Rich Kreiner: A Minis Monday Special Bulletin: Woman King

Posted by on March 8th, 2010 at 2:38 PM


A while back I took a look at a chapter, the second, of Colleen Frakes’ Woman King that was assembled, offered and reviewed as a mini. I found that segment to be a fine encapsulation in fantasy of a dilemma of leadership, experienced here by a young girl chosen to rule, in time, over a clan of bears. Originally I thought of the chapter as a morality tale (particularly in comparison to another Frakes title, Tragic Relief) and looked forward to the completed Woman King with anticipation.

Now that it has been completed, Woman King justifies the anticipation although that preview chapter does not prove in context to be quite the moral instruction I thought.

In a recent review of Frakes’ comics here at the TCJ site, Rob Clough noted that much of her work is inspired by and indebted to the fairy tale. They share a sense of spirit, tone, and narrative mechanics.

Now “fairy tales” is not exclusively intended to refer to the domesticated, cleaned-up Disney versions of stories crammed with fabulous wonders and momentous occurrences so entrancing to kids. Here we need additionally to include source materials, the riveting narratives that could also scare the wee out of the little ones and at the same time not bore adults to tears, in part because of their oddly profound if seldom examined resonances. You hardly have to be a Bruno Bettelheim these days to recognize that even while these tales wedded a degree of dark fascination to the miraculous, primal matters of deep-seated significance were also being addressed. Such matters may well play out only around the corner of the eye, away from full frontal spectacle of heightened drama and narrative hurly-burly. Often when attention was paid directly to these matters, they’d prove rationally elusive, inconsistent, refusing to stand up to direct scrutiny. They weren’t meant to appeal, to operate wholly, on an epistemological level.

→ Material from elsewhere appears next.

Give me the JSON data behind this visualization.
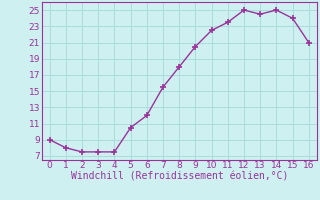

Woman King has plenty of violence, plenty of innocence, plenty of the surprises and pleasures that accompany the proper unfolding of fairy tales. Though it is something of a “coming of age” story, it is casual with the conventions of genre construction, to say nothing of approved methods of child rearing. But doesn’t the presence of the astonishing and the magical give fair notice that, be it logic or narrative template, the applecart is going over? Won’t morality mean something different to someone who has dreams that come prophetically true? Depending on how you answer that, is the slaughter of innocents ever justified? What about the slaughter of the guilty? Who are the guilty? How guilty do they have to be?

Mystery underlies and it isn’t meant to be “solved.” It abides but never loses its sway or its open-ended appeal. An overarching directive propels the action here but it never carries the day, not entirely. There’s a permeability between what we know and understand and what is unknowable and completely understood. Fairy tales help traipse back and forth, bridging what on the surface appears to be paradoxical, like a Woman King.